Mon inquiétude est que, au cours des deux dernières décennies depuis que j'ai suivi un programme de réadaptation en 12 étapes, c'est toujours la principale option offerte par de nombreux professionnels, dont beaucoup sont eux-mêmes en 12 étapes et travaillent avec des personnes qui consomment des drogues. Rappelons qu'il s'agit d'un programme des années 1930 né d'un religieux »Le groupe Oxford” mouvement, provoqué après une période de prohibition de l'alcool. Au cœur se trouve la croyance que l'incapacité d'une personne à prendre des décisions sensées est limitée jusqu'à ce qu'elle remette sa volonté et sa vie à « Dieu tel que nous le comprenons ».

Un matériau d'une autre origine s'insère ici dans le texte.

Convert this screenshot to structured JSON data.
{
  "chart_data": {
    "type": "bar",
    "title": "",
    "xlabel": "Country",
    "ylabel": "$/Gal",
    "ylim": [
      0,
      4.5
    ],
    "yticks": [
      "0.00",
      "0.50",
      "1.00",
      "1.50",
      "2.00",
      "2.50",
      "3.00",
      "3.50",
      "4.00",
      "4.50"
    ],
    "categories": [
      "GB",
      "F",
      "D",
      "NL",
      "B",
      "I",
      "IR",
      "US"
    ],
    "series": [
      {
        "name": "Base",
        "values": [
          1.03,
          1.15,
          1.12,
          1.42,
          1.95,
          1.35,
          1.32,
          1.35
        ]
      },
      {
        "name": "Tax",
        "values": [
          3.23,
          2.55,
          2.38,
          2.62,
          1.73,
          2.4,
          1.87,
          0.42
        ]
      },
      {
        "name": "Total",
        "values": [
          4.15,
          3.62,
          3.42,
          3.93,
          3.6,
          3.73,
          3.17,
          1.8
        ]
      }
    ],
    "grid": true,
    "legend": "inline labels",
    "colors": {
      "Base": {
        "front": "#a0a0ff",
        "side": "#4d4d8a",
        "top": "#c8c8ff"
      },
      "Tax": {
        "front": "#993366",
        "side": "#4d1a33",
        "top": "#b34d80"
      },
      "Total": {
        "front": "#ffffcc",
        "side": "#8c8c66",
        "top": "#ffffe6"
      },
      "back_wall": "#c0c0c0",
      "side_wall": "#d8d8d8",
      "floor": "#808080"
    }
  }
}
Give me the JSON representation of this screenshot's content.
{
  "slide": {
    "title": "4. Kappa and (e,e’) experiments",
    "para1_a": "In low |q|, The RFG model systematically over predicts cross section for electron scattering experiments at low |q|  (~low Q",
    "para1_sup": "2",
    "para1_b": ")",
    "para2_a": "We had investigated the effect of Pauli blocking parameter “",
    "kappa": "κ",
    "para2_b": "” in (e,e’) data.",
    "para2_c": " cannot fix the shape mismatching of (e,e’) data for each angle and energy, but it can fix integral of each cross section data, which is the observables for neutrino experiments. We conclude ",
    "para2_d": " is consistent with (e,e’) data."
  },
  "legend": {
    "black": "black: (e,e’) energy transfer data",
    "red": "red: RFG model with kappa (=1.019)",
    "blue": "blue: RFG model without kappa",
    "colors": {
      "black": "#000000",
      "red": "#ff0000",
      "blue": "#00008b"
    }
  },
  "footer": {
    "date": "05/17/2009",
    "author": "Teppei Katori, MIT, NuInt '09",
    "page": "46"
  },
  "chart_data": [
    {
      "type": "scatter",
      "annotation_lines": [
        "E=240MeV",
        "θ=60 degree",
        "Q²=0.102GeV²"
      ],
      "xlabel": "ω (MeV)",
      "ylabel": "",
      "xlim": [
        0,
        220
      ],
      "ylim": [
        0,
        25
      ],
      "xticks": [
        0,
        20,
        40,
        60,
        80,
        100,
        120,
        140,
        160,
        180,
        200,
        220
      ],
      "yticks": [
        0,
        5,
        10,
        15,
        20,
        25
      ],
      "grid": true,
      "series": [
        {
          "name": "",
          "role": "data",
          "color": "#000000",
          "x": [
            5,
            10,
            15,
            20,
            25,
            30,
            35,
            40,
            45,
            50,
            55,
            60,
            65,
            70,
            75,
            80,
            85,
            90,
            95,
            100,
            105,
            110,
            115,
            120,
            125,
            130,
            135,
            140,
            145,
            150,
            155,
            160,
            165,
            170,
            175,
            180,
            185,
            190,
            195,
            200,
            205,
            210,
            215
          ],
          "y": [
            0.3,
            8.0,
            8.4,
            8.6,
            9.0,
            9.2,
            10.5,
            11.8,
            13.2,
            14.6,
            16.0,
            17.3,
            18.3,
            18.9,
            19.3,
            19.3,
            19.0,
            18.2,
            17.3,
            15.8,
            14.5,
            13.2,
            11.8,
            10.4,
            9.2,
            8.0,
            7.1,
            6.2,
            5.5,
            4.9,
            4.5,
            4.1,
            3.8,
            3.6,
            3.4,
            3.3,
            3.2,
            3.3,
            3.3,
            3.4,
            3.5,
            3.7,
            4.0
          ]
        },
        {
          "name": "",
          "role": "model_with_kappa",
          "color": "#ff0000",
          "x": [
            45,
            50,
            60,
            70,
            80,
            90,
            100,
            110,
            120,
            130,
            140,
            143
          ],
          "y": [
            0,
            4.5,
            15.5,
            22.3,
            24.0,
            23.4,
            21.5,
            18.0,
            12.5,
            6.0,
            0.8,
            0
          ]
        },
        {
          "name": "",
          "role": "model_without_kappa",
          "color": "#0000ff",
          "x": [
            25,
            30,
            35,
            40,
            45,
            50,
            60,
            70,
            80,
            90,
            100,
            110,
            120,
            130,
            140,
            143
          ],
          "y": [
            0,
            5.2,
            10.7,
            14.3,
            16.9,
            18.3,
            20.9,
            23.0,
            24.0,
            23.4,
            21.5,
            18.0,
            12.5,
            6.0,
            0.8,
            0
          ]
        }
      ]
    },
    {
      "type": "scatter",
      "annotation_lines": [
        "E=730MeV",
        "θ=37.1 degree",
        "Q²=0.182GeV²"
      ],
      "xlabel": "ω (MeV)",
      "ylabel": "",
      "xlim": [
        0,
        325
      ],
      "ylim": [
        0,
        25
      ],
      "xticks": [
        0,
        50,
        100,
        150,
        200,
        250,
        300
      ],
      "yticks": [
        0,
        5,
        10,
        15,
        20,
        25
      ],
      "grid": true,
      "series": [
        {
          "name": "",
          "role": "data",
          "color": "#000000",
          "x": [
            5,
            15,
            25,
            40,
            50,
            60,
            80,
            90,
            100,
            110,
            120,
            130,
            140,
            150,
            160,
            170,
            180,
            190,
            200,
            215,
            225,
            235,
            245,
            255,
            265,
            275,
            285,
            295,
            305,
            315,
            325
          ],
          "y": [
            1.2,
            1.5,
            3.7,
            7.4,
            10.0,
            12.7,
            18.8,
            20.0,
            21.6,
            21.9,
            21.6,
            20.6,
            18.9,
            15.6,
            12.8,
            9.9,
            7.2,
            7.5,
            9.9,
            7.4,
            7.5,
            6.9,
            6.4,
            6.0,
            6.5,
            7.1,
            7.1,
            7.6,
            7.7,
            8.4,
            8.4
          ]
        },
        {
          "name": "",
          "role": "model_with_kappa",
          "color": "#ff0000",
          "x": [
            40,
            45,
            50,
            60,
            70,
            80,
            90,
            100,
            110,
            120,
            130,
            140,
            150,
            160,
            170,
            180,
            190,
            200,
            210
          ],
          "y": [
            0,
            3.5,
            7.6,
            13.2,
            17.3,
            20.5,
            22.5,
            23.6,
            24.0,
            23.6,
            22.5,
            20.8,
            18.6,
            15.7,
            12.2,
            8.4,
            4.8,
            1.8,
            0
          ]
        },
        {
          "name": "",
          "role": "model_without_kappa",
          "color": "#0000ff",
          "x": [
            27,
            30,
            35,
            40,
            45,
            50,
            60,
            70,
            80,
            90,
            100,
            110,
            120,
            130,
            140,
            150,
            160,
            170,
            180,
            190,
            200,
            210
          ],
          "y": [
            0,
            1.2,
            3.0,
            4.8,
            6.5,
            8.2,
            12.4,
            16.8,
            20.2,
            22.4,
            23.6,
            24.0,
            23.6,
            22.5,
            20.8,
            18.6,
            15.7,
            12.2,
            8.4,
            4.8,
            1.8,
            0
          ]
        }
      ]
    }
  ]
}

En 2022, nous pouvons certainement voir que la réduction des méfaits, l'approvisionnement sûr, l'élimination de la pauvreté, la fourniture d'un logement stable, les conseils cliniques et la thérapie psychologique sociale doivent passer en premier pour aider les personnes ayant des problèmes de drogue. Ne devrions-nous pas continuer à nous battre pour mettre fin à la prohibition et à la guerre contre la drogue, qui a causé la plupart des problèmes qui se sont posés, que nous ne pouvons parfois pas affronter ou résoudre seuls ?

*Peter Krykant est chef de projet avec l'organisme de bienfaisance Cranston diriger sur des façons nouvelles et novatrices de créer un changement de système grâce à la mise en œuvre de pratiques de réduction des méfaits fondées sur des données probantes. Il est également administrateur de Libération.